I take it that means that StackOverflow/Exchange users are above- (I assume) average? I do this regularly on my main SE hangout: the image “on-site” adjusts to the column size, the link to source allows interested readers to see it in context, or a link to the image itself to facilitates viewing at full size. (This is usually for manuscript images where detail matters.)
My own preferred format for image + source is:
[imgLink]: http://i.stack.imgur.com/abcde.jpg "Descriptive :hover title goes here"
[source_link]: http://example.com/you-can-see-source-here.html
The syntax for an image linked to itself is even easier, of course:
[1]: http://i.stack.imgur.com/abcde.jpg "Descriptive :hover title goes here"
And I agree with @jgm. It’s simple enough, especially if you start with the (“inner”) image link, then add the (“outer”) source (or full-sized) link. Besides - hard to know what a better alternative would be!

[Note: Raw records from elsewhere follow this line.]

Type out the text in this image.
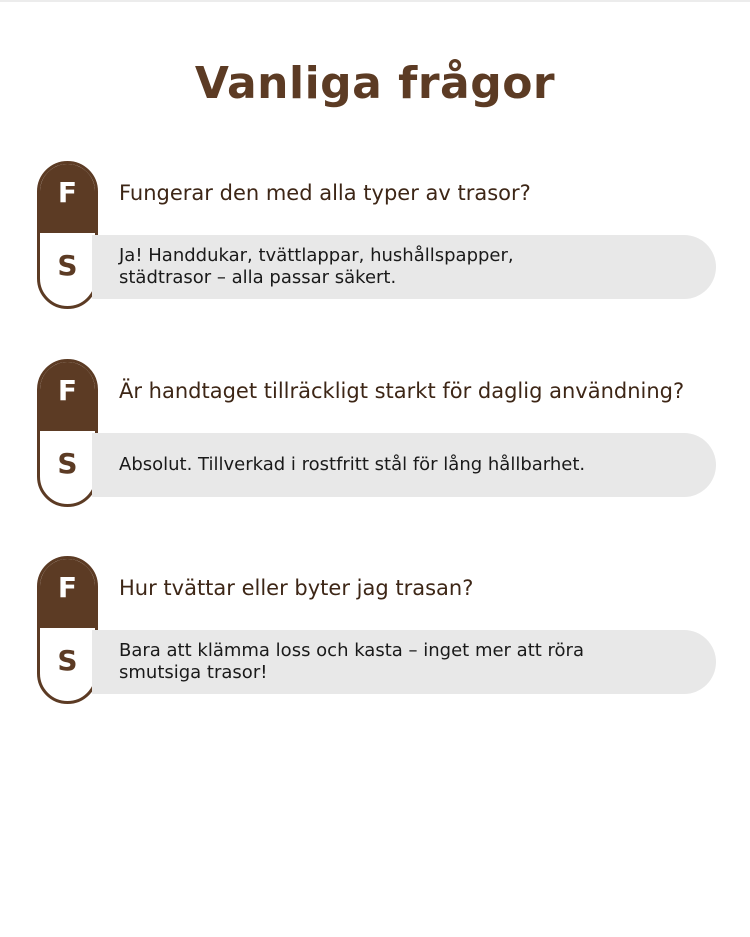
Vanliga frågor
F
S
Fungerar den med alla typer av trasor?
Ja! Handdukar, tvättlappar, hushållspapper, städtrasor – alla passar säkert.
F
S
Är handtaget tillräckligt starkt för daglig användning?
Absolut. Tillverkad i rostfritt stål för lång hållbarhet.
F
S
Hur tvättar eller byter jag trasan?
Bara att klämma loss och kasta – inget mer att röra smutsiga trasor!
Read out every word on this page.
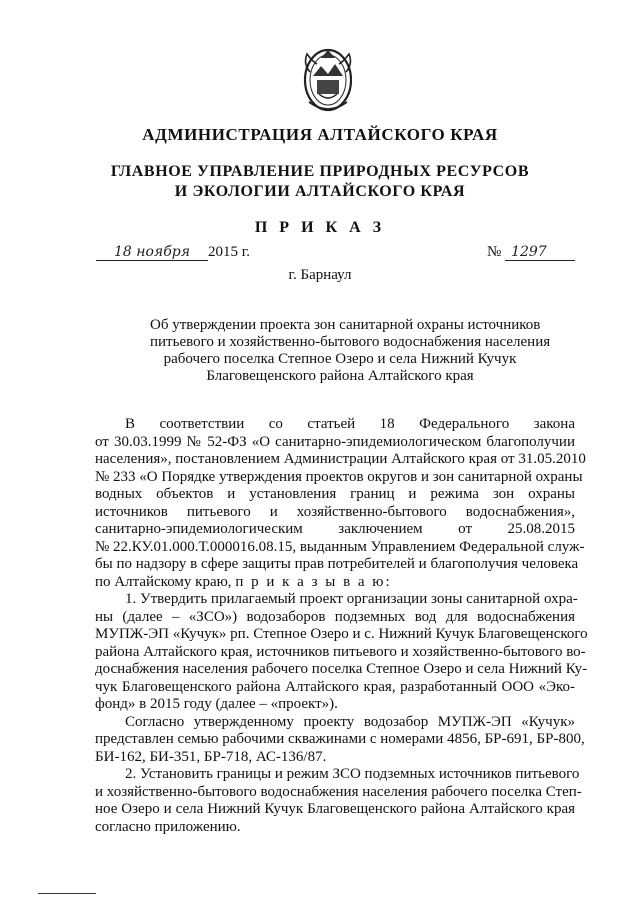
АДМИНИСТРАЦИЯ АЛТАЙСКОГО КРАЯ
ГЛАВНОЕ УПРАВЛЕНИЕ ПРИРОДНЫХ РЕСУРСОВ
И ЭКОЛОГИИ АЛТАЙСКОГО КРАЯ
П Р И К А З
18 ноября 2015 г.	№ 1297
г. Барнаул
Об утверждении проекта зон санитарной охраны источников
питьевого и хозяйственно-бытового водоснабжения населения
рабочего поселка Степное Озеро и села Нижний Кучук
Благовещенского района Алтайского края
В соответствии со статьей 18 Федерального закона
от 30.03.1999 № 52-ФЗ «О санитарно-эпидемиологическом благополучии
населения», постановлением Администрации Алтайского края от 31.05.2010
№ 233 «О Порядке утверждения проектов округов и зон санитарной охраны
водных объектов и установления границ и режима зон охраны
источников питьевого и хозяйственно-бытового водоснабжения»,
санитарно-эпидемиологическим заключением от 25.08.2015
№ 22.КУ.01.000.Т.000016.08.15, выданным Управлением Федеральной служ-
бы по надзору в сфере защиты прав потребителей и благополучия человека
по Алтайскому краю, п р и к а з ы в а ю:
1. Утвердить прилагаемый проект организации зоны санитарной охра-
ны (далее – «ЗСО») водозаборов подземных вод для водоснабжения
МУПЖ-ЭП «Кучук» рп. Степное Озеро и с. Нижний Кучук Благовещенского
района Алтайского края, источников питьевого и хозяйственно-бытового во-
доснабжения населения рабочего поселка Степное Озеро и села Нижний Ку-
чук Благовещенского района Алтайского края, разработанный ООО «Эко-
фонд» в 2015 году (далее – «проект»).
Согласно утвержденному проекту водозабор МУПЖ-ЭП «Кучук»
представлен семью рабочими скважинами с номерами 4856, БР-691, БР-800,
БИ-162, БИ-351, БР-718, АС-136/87.
2. Установить границы и режим ЗСО подземных источников питьевого
и хозяйственно-бытового водоснабжения населения рабочего поселка Степ-
ное Озеро и села Нижний Кучук Благовещенского района Алтайского края
согласно приложению.
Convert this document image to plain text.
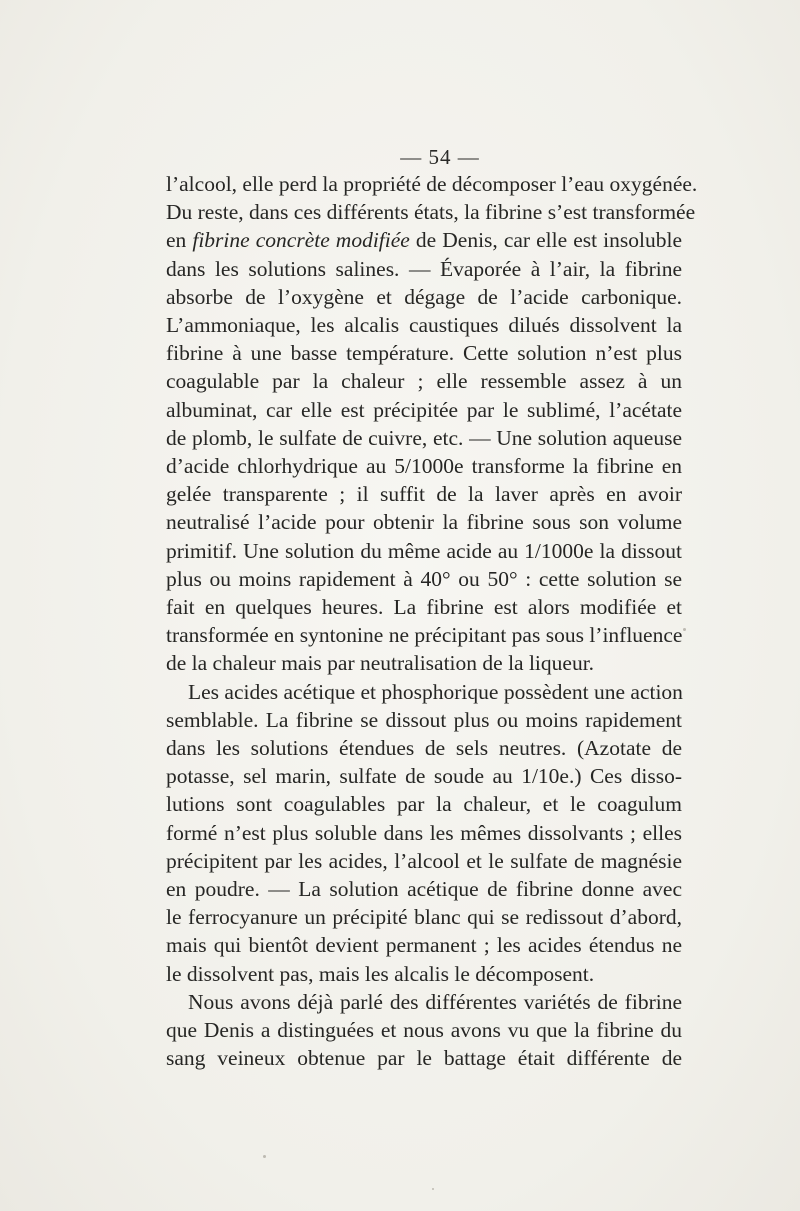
— 54 —
l’alcool, elle perd la propriété de décomposer l’eau oxygénée.
Du reste, dans ces différents états, la fibrine s’est transformée
en fibrine concrète modifiée de Denis, car elle est insoluble
dans les solutions salines. — Évaporée à l’air, la fibrine
absorbe de l’oxygène et dégage de l’acide carbonique.
L’ammoniaque, les alcalis caustiques dilués dissolvent la
fibrine à une basse température. Cette solution n’est plus
coagulable par la chaleur ; elle ressemble assez à un
albuminat, car elle est précipitée par le sublimé, l’acétate
de plomb, le sulfate de cuivre, etc. — Une solution aqueuse
d’acide chlorhydrique au 5/1000e transforme la fibrine en
gelée transparente ; il suffit de la laver après en avoir
neutralisé l’acide pour obtenir la fibrine sous son volume
primitif. Une solution du même acide au 1/1000e la dissout
plus ou moins rapidement à 40° ou 50° : cette solution se
fait en quelques heures. La fibrine est alors modifiée et
transformée en syntonine ne précipitant pas sous l’influence
de la chaleur mais par neutralisation de la liqueur.
Les acides acétique et phosphorique possèdent une action
semblable. La fibrine se dissout plus ou moins rapidement
dans les solutions étendues de sels neutres. (Azotate de
potasse, sel marin, sulfate de soude au 1/10e.) Ces disso-
lutions sont coagulables par la chaleur, et le coagulum
formé n’est plus soluble dans les mêmes dissolvants ; elles
précipitent par les acides, l’alcool et le sulfate de magnésie
en poudre. — La solution acétique de fibrine donne avec
le ferrocyanure un précipité blanc qui se redissout d’abord,
mais qui bientôt devient permanent ; les acides étendus ne
le dissolvent pas, mais les alcalis le décomposent.
Nous avons déjà parlé des différentes variétés de fibrine
que Denis a distinguées et nous avons vu que la fibrine du
sang veineux obtenue par le battage était différente de
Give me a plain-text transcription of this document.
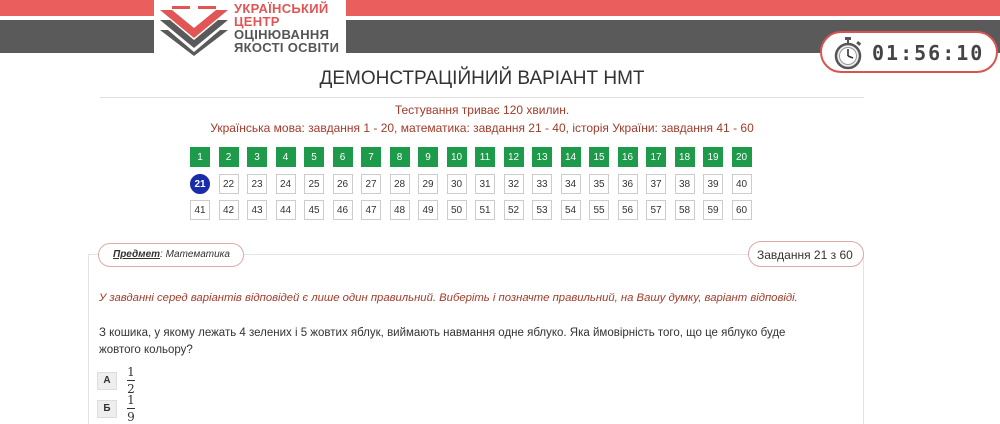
УКРАЇНСЬКИЙ
ЦЕНТР
ОЦІНЮВАННЯ
ЯКОСТІ ОСВІТИ	01:56:10
ДЕМОНСТРАЦІЙНИЙ ВАРІАНТ НМТ
Тестування триває 120 хвилин.
Українська мова: завдання 1 - 20, математика: завдання 21 - 40, історія України: завдання 41 - 60
1	2	3	4	5	6	7	8	9	10	11	12	13	14	15	16	17	18	19	20
21	22	23	24	25	26	27	28	29	30	31	32	33	34	35	36	37	38	39	40
41	42	43	44	45	46	47	48	49	50	51	52	53	54	55	56	57	58	59	60
Предмет: Математика	Завдання 21 з 60
У завданні серед варіантів відповідей є лише один правильний. Виберіть і позначте правильний, на Вашу думку, варіант відповіді.
З кошика, у якому лежать 4 зелених і 5 жовтих яблук, виймають навмання одне яблуко. Яка ймовірність того, що це яблуко буде жовтого кольору?
А	$\frac{1}{2}$
Б	$\frac{1}{9}$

I suppose that’s a conversation that might be worth having, it might lead to improvements. I haven’t contemplated this much but off-the-cuff I can propose a few alternatives:
#1
// 0. current implementation
[![caption](src)](link)
// 1. order-based
!(caption)[src][link]
// 1a. shorthand for !(caption)[src][src] -- link to self
!(caption)[src][]
#2
Or taking a bigger leap, what if square brackets became synonymous to round brackets. This would require sniffing the link text (should start with http, #, ?, /) or similar but it would rid the problem of round-vs-square brackets, which is frankly, quite annoying. Semantically I know that [] is for grouping text and () follows grammar convention of auxiliary text but I am not sure if those semantics have much use here.
Taking an even bigger leap forward could be to make the ! optional and inferring an image based on the extension. Since this is optional, for an image source without an extension, the ! would provide a fallback. Again this can be done in a backward compatible fashion while still reducing the operands from three !, (), [] to just one []. Usability-wise, this would be a big win. This is what it would look like:
// 3
[caption][src.png] // inserts image (inferred via extension)
[text][link] // links text
[caption][src][link] // links src with caption
// 3a. linking to an image (leverages alternative 1)
[text][src][src] // inserts image. links image
[text][src][] // shorthand for above
I have seen other alternatives in Wikis such as [foo bar link] or [[foo bar link]] where the last word is a link. The minor downside is that the link cannot have spaces since the implementation requires word boundaries but I still prefer [text][link] for clarity.
There would be no opt-out mechanism for this so that alone would make this feature opinionated, which probably isn’t that good.
I would personally find it quite annoying if all images were hyperlinked–especially if the full-res version is already being used, making the linked image redundant. For a better UX, modal dialogs and zoom-icons (for zoomable images at ~70% threshold) is probably a better approach.
I agree that if the full versions are already being displayed, the “thumbnails” shouldn’t link to the full-size versions; but as for modal dialogs, I can’t imagine CommonMark having a say on that kind of UX for clients. A link would probably be the lowest common denominator, and the output could then be progressively enhanced to whatever extent the particular site/app desires (from simply opening the links in a new tab/window by default, to a full-on modal display and similar interfaces)
I meant this should be done independently of Markdown. It should probably not be a Markdown feature since this is (1) behaviour and (2) platform dependent.